La rumiación

¿Qué hacer con el ciclo infinito de pensamientos?

               La rumiación implica la repetición de pensamientos negativos, una y otra y otra y otra vez. Es una forma de afrontar el estrés y el malestar, a modo de pensar todos los escenarios posibles y prepararnos para ellos. De todas formas, la rumiación no es adaptativa: nos lleva a estar todo el día pensando en eventos del pasado, incrementa nuestro estado de ánimo negativo, aumenta la preocupación sobre las causas y consecuencias de la situación, sin buscar soluciones.

¿Cuál es la función de la rumiación?

               En general nos valemos del razonamiento “si pienso en X, lo voy a solucionar”. La cuestión es que esto no es necesariamente así, ya que pensar tanto en X nos lleva a una cadena de pensamientos negativos muy difíciles de frenar. A largo plazo, se mantendrá la conducta problema causando un aumento de la tristeza y ansiedad.

Entonces, ¿tengo que dejar de pensar?

               No, tampoco. Dejar de pensar no sólo es contraproducente, sino que es casi imposible. Entonces si intentamos dejar de pensar, seguramente nos frustremos muchísimo. Intentar no pensar en algo nos va a hacer pensar aún más en ello. Si les digo “no piensen en un elefante rosa”, la trampa está en la misma consigna. Haremos lo posible por no pensar en el elefante rosa, pero en algún punto nuestra cabeza va a querer revisar si estamos haciendo bien la tarea, por lo que, al corroborar que no estamos pensando en un elefante rosa, vamos a estar pensando en él de todas formas.

¿Qué puedo hacer con mis pensamientos?

               En primer lugar, considerarlos como lo que son: pensamientos. Muchas veces caemos en la ilusión de que nuestros pensamientos reflejan la realidad tal cual es. Esto es especialmente complejo cuando esos pensamientos hablan mal de nosotrxs o de quienes queremos mucho. Al fin y al cabo, los pensamientos son sólo pensamientos, ni más ni menos.

               Como mencionamos previamente, las estrategias de engancharnos y darle rienda suelta al pensamiento o intentar suprimirlos no funcionan. Una buena alternativa es no intentar frenarlos ni eliminarlos, darles un lugar (el lugar de pensamiento, no de verdad absoluta).  

               Hay algunas actividades que podemos hacer para distanciarnos un poco de estos pensamientos. Por ejemplo, si estoy pensando que soy tonta (y pensamientos derivados), puedo tomar la palabra tonta y repetirla constantemente durante unos 30-60 segundos. Quizás parezca algo demasiado simple, pero probablemente terminemos riéndonos de lo ridículo de la situación o de cómo suena esa palabra al repetirla sin cesar.

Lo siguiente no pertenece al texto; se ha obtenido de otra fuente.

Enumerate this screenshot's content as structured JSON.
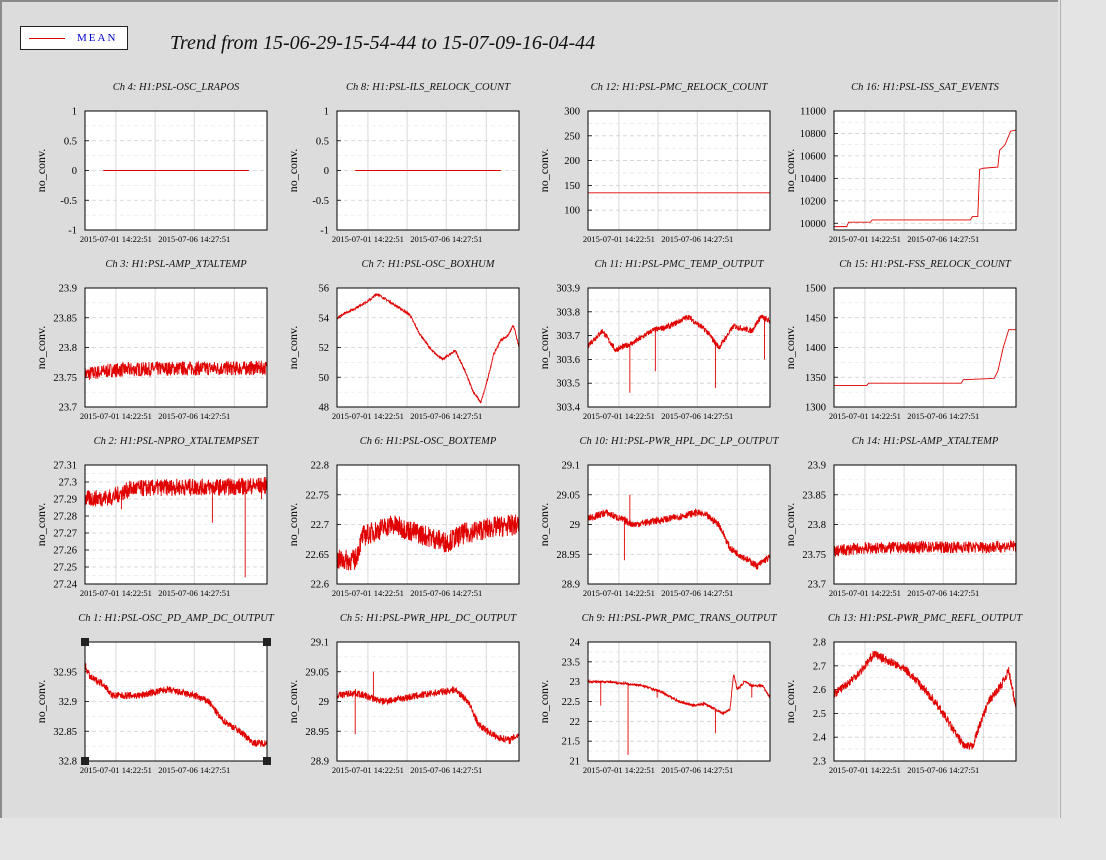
{
  "legend": {
    "label": "MEAN",
    "color": "#e00000"
  },
  "title": "Trend from 15-06-29-15-54-44 to 15-07-09-16-04-44",
  "y_label": "no_conv.",
  "x_ticks": [
    "2015-07-01 14:22:51",
    "2015-07-06 14:27:51"
  ],
  "chart_data": [
    {
      "type": "line",
      "title": "Ch 4: H1:PSL-OSC_LRAPOS",
      "ylim": [
        -1,
        1
      ],
      "yticks": [
        -1,
        -0.5,
        0,
        0.5,
        1
      ],
      "ylabels": [
        "-1",
        "-0.5",
        "0",
        "0.5",
        "1"
      ],
      "points": [
        [
          0.1,
          0
        ],
        [
          0.9,
          0
        ]
      ]
    },
    {
      "type": "line",
      "title": "Ch 8: H1:PSL-ILS_RELOCK_COUNT",
      "ylim": [
        -1,
        1
      ],
      "yticks": [
        -1,
        -0.5,
        0,
        0.5,
        1
      ],
      "ylabels": [
        "-1",
        "-0.5",
        "0",
        "0.5",
        "1"
      ],
      "points": [
        [
          0.1,
          0
        ],
        [
          0.9,
          0
        ]
      ]
    },
    {
      "type": "line",
      "title": "Ch 12: H1:PSL-PMC_RELOCK_COUNT",
      "ylim": [
        60,
        300
      ],
      "yticks": [
        100,
        150,
        200,
        250,
        300
      ],
      "ylabels": [
        "100",
        "150",
        "200",
        "250",
        "300"
      ],
      "points": [
        [
          0,
          135
        ],
        [
          1,
          135
        ]
      ]
    },
    {
      "type": "line",
      "title": "Ch 16: H1:PSL-ISS_SAT_EVENTS",
      "ylim": [
        9940,
        11000
      ],
      "yticks": [
        10000,
        10200,
        10400,
        10600,
        10800,
        11000
      ],
      "ylabels": [
        "10000",
        "10200",
        "10400",
        "10600",
        "10800",
        "11000"
      ],
      "points": [
        [
          0,
          9970
        ],
        [
          0.07,
          9970
        ],
        [
          0.08,
          10010
        ],
        [
          0.2,
          10010
        ],
        [
          0.21,
          10030
        ],
        [
          0.75,
          10030
        ],
        [
          0.76,
          10060
        ],
        [
          0.79,
          10060
        ],
        [
          0.8,
          10480
        ],
        [
          0.82,
          10490
        ],
        [
          0.9,
          10500
        ],
        [
          0.91,
          10650
        ],
        [
          0.94,
          10700
        ],
        [
          0.97,
          10820
        ],
        [
          1,
          10830
        ]
      ]
    },
    {
      "type": "line",
      "title": "Ch 3: H1:PSL-AMP_XTALTEMP",
      "ylim": [
        23.7,
        23.9
      ],
      "yticks": [
        23.7,
        23.75,
        23.8,
        23.85,
        23.9
      ],
      "ylabels": [
        "23.7",
        "23.75",
        "23.8",
        "23.85",
        "23.9"
      ],
      "noise": 0.012,
      "points": [
        [
          0,
          23.755
        ],
        [
          0.15,
          23.762
        ],
        [
          0.5,
          23.765
        ],
        [
          0.85,
          23.765
        ],
        [
          1,
          23.766
        ]
      ]
    },
    {
      "type": "line",
      "title": "Ch 7: H1:PSL-OSC_BOXHUM",
      "ylim": [
        48,
        56
      ],
      "yticks": [
        48,
        50,
        52,
        54,
        56
      ],
      "ylabels": [
        "48",
        "50",
        "52",
        "54",
        "56"
      ],
      "noise": 0.08,
      "points": [
        [
          0,
          54
        ],
        [
          0.08,
          54.5
        ],
        [
          0.18,
          55.2
        ],
        [
          0.22,
          55.6
        ],
        [
          0.3,
          55
        ],
        [
          0.4,
          54.2
        ],
        [
          0.45,
          53
        ],
        [
          0.52,
          51.8
        ],
        [
          0.58,
          51.2
        ],
        [
          0.65,
          51.8
        ],
        [
          0.7,
          50.5
        ],
        [
          0.75,
          49
        ],
        [
          0.79,
          48.3
        ],
        [
          0.82,
          49.5
        ],
        [
          0.86,
          51.5
        ],
        [
          0.9,
          52.5
        ],
        [
          0.94,
          52.8
        ],
        [
          0.97,
          53.5
        ],
        [
          1,
          52
        ]
      ]
    },
    {
      "type": "line",
      "title": "Ch 11: H1:PSL-PMC_TEMP_OUTPUT",
      "ylim": [
        303.4,
        303.9
      ],
      "yticks": [
        303.4,
        303.5,
        303.6,
        303.7,
        303.8,
        303.9
      ],
      "ylabels": [
        "303.4",
        "303.5",
        "303.6",
        "303.7",
        "303.8",
        "303.9"
      ],
      "noise": 0.012,
      "spikes": [
        [
          0.23,
          303.46
        ],
        [
          0.37,
          303.55
        ],
        [
          0.7,
          303.48
        ],
        [
          0.97,
          303.6
        ]
      ],
      "points": [
        [
          0,
          303.66
        ],
        [
          0.08,
          303.72
        ],
        [
          0.15,
          303.64
        ],
        [
          0.25,
          303.67
        ],
        [
          0.35,
          303.72
        ],
        [
          0.45,
          303.74
        ],
        [
          0.55,
          303.78
        ],
        [
          0.65,
          303.72
        ],
        [
          0.72,
          303.65
        ],
        [
          0.8,
          303.74
        ],
        [
          0.9,
          303.72
        ],
        [
          0.95,
          303.78
        ],
        [
          1,
          303.76
        ]
      ]
    },
    {
      "type": "line",
      "title": "Ch 15: H1:PSL-FSS_RELOCK_COUNT",
      "ylim": [
        1300,
        1500
      ],
      "yticks": [
        1300,
        1350,
        1400,
        1450,
        1500
      ],
      "ylabels": [
        "1300",
        "1350",
        "1400",
        "1450",
        "1500"
      ],
      "points": [
        [
          0,
          1336
        ],
        [
          0.18,
          1336
        ],
        [
          0.19,
          1340
        ],
        [
          0.7,
          1340
        ],
        [
          0.71,
          1346
        ],
        [
          0.88,
          1348
        ],
        [
          0.9,
          1360
        ],
        [
          0.93,
          1400
        ],
        [
          0.96,
          1430
        ],
        [
          1,
          1430
        ]
      ]
    },
    {
      "type": "line",
      "title": "Ch 2: H1:PSL-NPRO_XTALTEMPSET",
      "ylim": [
        27.24,
        27.31
      ],
      "yticks": [
        27.24,
        27.25,
        27.26,
        27.27,
        27.28,
        27.29,
        27.3,
        27.31
      ],
      "ylabels": [
        "27.24",
        "27.25",
        "27.26",
        "27.27",
        "27.28",
        "27.29",
        "27.3",
        "27.31"
      ],
      "noise": 0.005,
      "spikes": [
        [
          0.2,
          27.284
        ],
        [
          0.7,
          27.276
        ],
        [
          0.88,
          27.244
        ],
        [
          0.97,
          27.29
        ]
      ],
      "points": [
        [
          0,
          27.29
        ],
        [
          0.15,
          27.291
        ],
        [
          0.25,
          27.296
        ],
        [
          0.5,
          27.297
        ],
        [
          0.75,
          27.297
        ],
        [
          1,
          27.298
        ]
      ]
    },
    {
      "type": "line",
      "title": "Ch 6: H1:PSL-OSC_BOXTEMP",
      "ylim": [
        22.6,
        22.8
      ],
      "yticks": [
        22.6,
        22.65,
        22.7,
        22.75,
        22.8
      ],
      "ylabels": [
        "22.6",
        "22.65",
        "22.7",
        "22.75",
        "22.8"
      ],
      "noise": 0.018,
      "points": [
        [
          0,
          22.64
        ],
        [
          0.1,
          22.64
        ],
        [
          0.14,
          22.68
        ],
        [
          0.3,
          22.7
        ],
        [
          0.5,
          22.68
        ],
        [
          0.6,
          22.67
        ],
        [
          0.7,
          22.685
        ],
        [
          0.85,
          22.695
        ],
        [
          1,
          22.7
        ]
      ]
    },
    {
      "type": "line",
      "title": "Ch 10: H1:PSL-PWR_HPL_DC_LP_OUTPUT",
      "ylim": [
        28.9,
        29.1
      ],
      "yticks": [
        28.9,
        28.95,
        29,
        29.05,
        29.1
      ],
      "ylabels": [
        "28.9",
        "28.95",
        "29",
        "29.05",
        "29.1"
      ],
      "noise": 0.006,
      "spikes": [
        [
          0.2,
          28.94
        ],
        [
          0.23,
          29.05
        ]
      ],
      "points": [
        [
          0,
          29.01
        ],
        [
          0.1,
          29.02
        ],
        [
          0.25,
          29.0
        ],
        [
          0.45,
          29.01
        ],
        [
          0.6,
          29.02
        ],
        [
          0.65,
          29.015
        ],
        [
          0.72,
          29.0
        ],
        [
          0.78,
          28.96
        ],
        [
          0.88,
          28.94
        ],
        [
          0.93,
          28.93
        ],
        [
          0.97,
          28.94
        ],
        [
          1,
          28.945
        ]
      ]
    },
    {
      "type": "line",
      "title": "Ch 14: H1:PSL-AMP_XTALTEMP",
      "ylim": [
        23.7,
        23.9
      ],
      "yticks": [
        23.7,
        23.75,
        23.8,
        23.85,
        23.9
      ],
      "ylabels": [
        "23.7",
        "23.75",
        "23.8",
        "23.85",
        "23.9"
      ],
      "noise": 0.01,
      "points": [
        [
          0,
          23.755
        ],
        [
          0.15,
          23.76
        ],
        [
          0.5,
          23.762
        ],
        [
          0.85,
          23.762
        ],
        [
          1,
          23.764
        ]
      ]
    },
    {
      "type": "line",
      "title": "Ch 1: H1:PSL-OSC_PD_AMP_DC_OUTPUT",
      "ylim": [
        32.8,
        33
      ],
      "yticks": [
        32.8,
        32.85,
        32.9,
        32.95
      ],
      "ylabels": [
        "32.8",
        "32.85",
        "32.9",
        "32.95"
      ],
      "noise": 0.006,
      "points": [
        [
          0,
          32.96
        ],
        [
          0.03,
          32.94
        ],
        [
          0.1,
          32.93
        ],
        [
          0.15,
          32.91
        ],
        [
          0.3,
          32.91
        ],
        [
          0.45,
          32.92
        ],
        [
          0.6,
          32.91
        ],
        [
          0.68,
          32.9
        ],
        [
          0.75,
          32.87
        ],
        [
          0.85,
          32.85
        ],
        [
          0.93,
          32.83
        ],
        [
          1,
          32.83
        ]
      ]
    },
    {
      "type": "line",
      "title": "Ch 5: H1:PSL-PWR_HPL_DC_OUTPUT",
      "ylim": [
        28.9,
        29.1
      ],
      "yticks": [
        28.9,
        28.95,
        29,
        29.05,
        29.1
      ],
      "ylabels": [
        "28.9",
        "28.95",
        "29",
        "29.05",
        "29.1"
      ],
      "noise": 0.006,
      "spikes": [
        [
          0.1,
          28.945
        ],
        [
          0.2,
          29.05
        ]
      ],
      "points": [
        [
          0,
          29.01
        ],
        [
          0.1,
          29.015
        ],
        [
          0.25,
          29.0
        ],
        [
          0.45,
          29.01
        ],
        [
          0.55,
          29.015
        ],
        [
          0.65,
          29.02
        ],
        [
          0.72,
          29.0
        ],
        [
          0.78,
          28.96
        ],
        [
          0.88,
          28.94
        ],
        [
          0.95,
          28.935
        ],
        [
          1,
          28.945
        ]
      ]
    },
    {
      "type": "line",
      "title": "Ch 9: H1:PSL-PWR_PMC_TRANS_OUTPUT",
      "ylim": [
        21,
        24
      ],
      "yticks": [
        21,
        21.5,
        22,
        22.5,
        23,
        23.5,
        24
      ],
      "ylabels": [
        "21",
        "21.5",
        "22",
        "22.5",
        "23",
        "23.5",
        "24"
      ],
      "noise": 0.03,
      "spikes": [
        [
          0.07,
          22.4
        ],
        [
          0.22,
          21.15
        ],
        [
          0.38,
          22.6
        ],
        [
          0.7,
          21.7
        ],
        [
          0.9,
          22.6
        ]
      ],
      "points": [
        [
          0,
          23.0
        ],
        [
          0.1,
          23.0
        ],
        [
          0.3,
          22.9
        ],
        [
          0.4,
          22.75
        ],
        [
          0.5,
          22.5
        ],
        [
          0.58,
          22.4
        ],
        [
          0.64,
          22.45
        ],
        [
          0.7,
          22.3
        ],
        [
          0.74,
          22.2
        ],
        [
          0.78,
          22.3
        ],
        [
          0.8,
          23.2
        ],
        [
          0.82,
          22.8
        ],
        [
          0.86,
          23.0
        ],
        [
          0.9,
          22.9
        ],
        [
          0.96,
          22.9
        ],
        [
          1,
          22.6
        ]
      ]
    },
    {
      "type": "line",
      "title": "Ch 13: H1:PSL-PWR_PMC_REFL_OUTPUT",
      "ylim": [
        2.3,
        2.8
      ],
      "yticks": [
        2.3,
        2.4,
        2.5,
        2.6,
        2.7,
        2.8
      ],
      "ylabels": [
        "2.3",
        "2.4",
        "2.5",
        "2.6",
        "2.7",
        "2.8"
      ],
      "noise": 0.018,
      "points": [
        [
          0,
          2.58
        ],
        [
          0.08,
          2.63
        ],
        [
          0.15,
          2.68
        ],
        [
          0.22,
          2.75
        ],
        [
          0.3,
          2.72
        ],
        [
          0.4,
          2.68
        ],
        [
          0.5,
          2.6
        ],
        [
          0.6,
          2.5
        ],
        [
          0.68,
          2.4
        ],
        [
          0.72,
          2.36
        ],
        [
          0.76,
          2.36
        ],
        [
          0.8,
          2.45
        ],
        [
          0.85,
          2.55
        ],
        [
          0.92,
          2.62
        ],
        [
          0.96,
          2.68
        ],
        [
          0.98,
          2.6
        ],
        [
          1,
          2.52
        ]
      ]
    }
  ]
}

               Otro ejercicio podría ser imaginarse los pensamientos como nubes. Cada pensamiento será una nube que aparece en nuestro campo visual, avanza y desaparece. Esto nos ayudará a tomar distancia, a ver los pensamientos como algo pasajero y no necesariamente determinante.

               Si bien hemos mencionado distintas estrategias generales para lidiar con la rumiación, siempre es bueno acercarse a un espacio terapéutico para trabajarlo más en profundidad y en relación a la historia individual de cada persona. La Terapia Cognitivo Conductual cuenta con muchas herramientas para lidiar con la rumiación.